Dans mon ancienne caisse (qui vient d'aller à la casse pour cause d'accident), j'avais un de ceux là

ça marche super bien, et ebn plus ça charge l'ipod en meme temps, alors que les autoradio avec prise jack en façade ne chargent pas !

A voir avec ton budget, mais on fait difficilement mieux que le couple Alpine/ipod dans une voiture !


----------



## RaelRiaK (2 Mai 2008)

Je te conseil également Alpin. J'en ai un moi même (le 9850) qui fonctionne directement avec le iPod (nano 2° gen), c'est le bonheur, et le son est d'excellente facture! Ajoute à ça des HP Focal, et le compromis est très intéressant (c'est ce que j'ai) : pas tape à l'oeil, un son pure et équilibré à mon gout.


----------



## matos13 (3 Mai 2008)

vous penssez que ca marche aussi pour iphone car si c'est bon je me prendrai surement un de la serie IDA-X


----------



## dadoo113 (3 Mai 2008)

matos13 a dit:


> vous penssez que ca marche aussi pour iphone car si c'est bon je me prendrai surement un de la serie IDA-X


tu peux tester chez Norauto ! ils ont toute la gamme ;-)


----------



## Louis (8 Août 2008)

Je me permets de relancer ce post, puisque nous avons notre Scenic depuis aujourd'hui...

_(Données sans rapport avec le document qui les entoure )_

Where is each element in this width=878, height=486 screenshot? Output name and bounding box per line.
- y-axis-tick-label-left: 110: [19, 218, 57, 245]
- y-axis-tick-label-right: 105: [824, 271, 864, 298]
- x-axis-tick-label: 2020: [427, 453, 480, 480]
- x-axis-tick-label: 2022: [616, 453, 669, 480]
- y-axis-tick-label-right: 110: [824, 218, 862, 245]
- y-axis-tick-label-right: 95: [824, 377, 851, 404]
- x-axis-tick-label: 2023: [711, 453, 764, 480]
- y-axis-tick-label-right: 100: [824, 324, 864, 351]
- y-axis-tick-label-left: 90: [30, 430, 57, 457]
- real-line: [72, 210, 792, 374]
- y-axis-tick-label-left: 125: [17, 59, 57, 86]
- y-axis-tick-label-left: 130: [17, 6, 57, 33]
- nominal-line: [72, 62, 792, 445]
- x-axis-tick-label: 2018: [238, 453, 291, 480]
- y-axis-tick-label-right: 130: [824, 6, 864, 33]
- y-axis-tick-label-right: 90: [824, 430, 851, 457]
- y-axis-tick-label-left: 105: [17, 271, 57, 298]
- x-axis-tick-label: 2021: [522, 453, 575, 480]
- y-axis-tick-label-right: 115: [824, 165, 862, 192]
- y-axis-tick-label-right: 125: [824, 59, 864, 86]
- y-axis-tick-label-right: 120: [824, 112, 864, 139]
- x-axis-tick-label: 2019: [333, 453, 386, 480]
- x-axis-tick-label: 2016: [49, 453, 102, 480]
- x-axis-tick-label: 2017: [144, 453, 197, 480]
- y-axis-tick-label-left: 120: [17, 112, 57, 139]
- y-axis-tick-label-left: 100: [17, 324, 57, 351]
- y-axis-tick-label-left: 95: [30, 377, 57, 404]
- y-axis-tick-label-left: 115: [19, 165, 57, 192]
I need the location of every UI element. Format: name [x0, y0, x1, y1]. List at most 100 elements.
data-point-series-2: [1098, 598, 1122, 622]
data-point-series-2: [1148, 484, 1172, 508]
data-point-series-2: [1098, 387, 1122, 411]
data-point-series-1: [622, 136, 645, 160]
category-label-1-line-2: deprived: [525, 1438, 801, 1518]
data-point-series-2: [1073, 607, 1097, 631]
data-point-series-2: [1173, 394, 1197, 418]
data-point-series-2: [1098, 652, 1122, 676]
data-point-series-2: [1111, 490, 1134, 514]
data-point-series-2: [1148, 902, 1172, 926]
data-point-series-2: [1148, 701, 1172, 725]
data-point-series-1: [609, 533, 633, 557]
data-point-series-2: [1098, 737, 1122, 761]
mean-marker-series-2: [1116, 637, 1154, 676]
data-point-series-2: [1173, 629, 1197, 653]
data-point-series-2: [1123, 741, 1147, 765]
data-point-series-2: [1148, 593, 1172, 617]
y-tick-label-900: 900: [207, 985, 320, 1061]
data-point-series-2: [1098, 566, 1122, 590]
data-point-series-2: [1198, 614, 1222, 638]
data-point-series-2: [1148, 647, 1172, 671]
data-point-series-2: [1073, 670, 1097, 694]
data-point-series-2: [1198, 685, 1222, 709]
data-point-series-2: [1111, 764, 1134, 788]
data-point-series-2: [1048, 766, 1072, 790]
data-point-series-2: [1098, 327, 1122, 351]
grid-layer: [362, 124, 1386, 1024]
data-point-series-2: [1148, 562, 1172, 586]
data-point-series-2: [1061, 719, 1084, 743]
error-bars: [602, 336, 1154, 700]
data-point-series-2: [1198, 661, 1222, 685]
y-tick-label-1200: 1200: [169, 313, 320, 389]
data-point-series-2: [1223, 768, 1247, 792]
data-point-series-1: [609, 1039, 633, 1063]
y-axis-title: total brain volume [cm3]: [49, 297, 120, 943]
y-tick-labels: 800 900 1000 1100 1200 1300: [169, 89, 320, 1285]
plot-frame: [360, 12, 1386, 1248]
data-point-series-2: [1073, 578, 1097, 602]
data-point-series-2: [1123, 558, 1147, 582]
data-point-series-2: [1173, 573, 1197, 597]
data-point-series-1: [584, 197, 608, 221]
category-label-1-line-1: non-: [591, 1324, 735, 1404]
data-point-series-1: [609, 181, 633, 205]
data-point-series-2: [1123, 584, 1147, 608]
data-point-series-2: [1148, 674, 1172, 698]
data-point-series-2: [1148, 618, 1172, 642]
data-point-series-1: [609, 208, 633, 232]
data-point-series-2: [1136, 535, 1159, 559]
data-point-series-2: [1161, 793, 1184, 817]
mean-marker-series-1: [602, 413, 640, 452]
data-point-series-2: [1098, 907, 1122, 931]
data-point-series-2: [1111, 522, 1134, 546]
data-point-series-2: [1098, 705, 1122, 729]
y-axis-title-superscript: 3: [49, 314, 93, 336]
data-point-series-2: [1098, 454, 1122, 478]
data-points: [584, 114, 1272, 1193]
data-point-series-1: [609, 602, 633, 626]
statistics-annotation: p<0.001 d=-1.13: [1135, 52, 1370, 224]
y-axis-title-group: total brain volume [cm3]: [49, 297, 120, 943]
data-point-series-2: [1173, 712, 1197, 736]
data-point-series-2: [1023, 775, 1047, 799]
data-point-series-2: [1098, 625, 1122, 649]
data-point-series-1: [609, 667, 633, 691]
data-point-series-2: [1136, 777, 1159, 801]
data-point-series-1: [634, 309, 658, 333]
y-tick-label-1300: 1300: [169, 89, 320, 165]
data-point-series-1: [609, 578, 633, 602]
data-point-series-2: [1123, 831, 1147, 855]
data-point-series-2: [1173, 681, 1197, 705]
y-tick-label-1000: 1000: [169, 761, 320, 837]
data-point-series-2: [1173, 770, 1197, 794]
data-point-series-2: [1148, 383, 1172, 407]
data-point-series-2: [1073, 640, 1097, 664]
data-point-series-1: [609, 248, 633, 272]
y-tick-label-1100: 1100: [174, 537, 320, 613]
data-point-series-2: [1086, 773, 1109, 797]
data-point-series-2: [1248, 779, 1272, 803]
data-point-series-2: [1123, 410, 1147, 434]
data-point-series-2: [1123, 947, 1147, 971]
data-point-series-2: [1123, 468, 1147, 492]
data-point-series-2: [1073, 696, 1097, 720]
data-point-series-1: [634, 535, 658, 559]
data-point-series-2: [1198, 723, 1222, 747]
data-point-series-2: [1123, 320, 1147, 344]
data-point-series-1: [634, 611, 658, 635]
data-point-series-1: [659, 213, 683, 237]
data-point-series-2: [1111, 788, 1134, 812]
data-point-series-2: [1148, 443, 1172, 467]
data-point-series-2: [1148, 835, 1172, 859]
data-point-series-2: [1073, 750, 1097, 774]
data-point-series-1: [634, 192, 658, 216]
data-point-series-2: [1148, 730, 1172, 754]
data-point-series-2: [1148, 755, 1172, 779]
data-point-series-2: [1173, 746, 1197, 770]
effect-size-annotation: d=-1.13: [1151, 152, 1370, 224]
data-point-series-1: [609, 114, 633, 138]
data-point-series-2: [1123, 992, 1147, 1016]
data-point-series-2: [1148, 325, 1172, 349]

Je me pose des questions sur la compatiblité des autoradios avec l'iPod touch spécifiquement. En effet, ce dernier ne supporte pas le mode disque, qui est justement ce qu'utilisent la plupart des équipements pour accéder aux musiques.

*Quelqu'un parmi vous utilise-t-il un autoradio avec un iPod touch, qui supporte les commandes au volant d'origine ?*


----------



## Anonyme (8 Août 2008)

Alpine propose de bonnes solutions. 
Certes un peu cher, mais la compatibilité est sans faille et la qualité audio est au rendez-vous.


----------



## Louis (22 Août 2008)

Khyu a dit:


> Alpine propose de bonnes solutions.
> Certes un peu cher, mais la compatibilité est sans faille et la qualité audio est au rendez-vous.


Après beaucoup de recherches sur les possibilités d'autoradios, je crois effectivement que c'est vers eux que je vais me tourner (mais après que j'aurai pu faire un test avec mon iPod touch !).

Je me pose maintenant la question, cherchant toujours le beurre et l'argent du beurre, de la compatibilité de ces autoradios avec l'affichage déportée de mon Scenic II. Puis-je avoir l'espoir de toujours lire ce que j'écoute ? Je n'attends pas les titres de l'iPod, évidemment, mais je ne voudrais pas perdre la sélection de l'entrée (soit FM + nom de la radio, soit CD + numéro de piste, soit AUX ou autre pour l'iPod, sans autre renseignement) ?


----------



## Anonyme (23 Août 2008)

Hello.

Tu pourras garder les commandes au volant ainsi que l'affichage sur l'écran du scenic.
Il y a juste un peu de bricole et l'achat d'un adaptateur compatible, avec forcément, un autoradio de grande marque, Alpine en l'occurrence puisqu'ils proposent une compatibilité iPod parfaite. 

J'ai trouvé un moyen d'installer ton autoradio en gardant les fonctions d'origine (commande + affichage écran).

En espérant que ça résoudra ton problème.


----------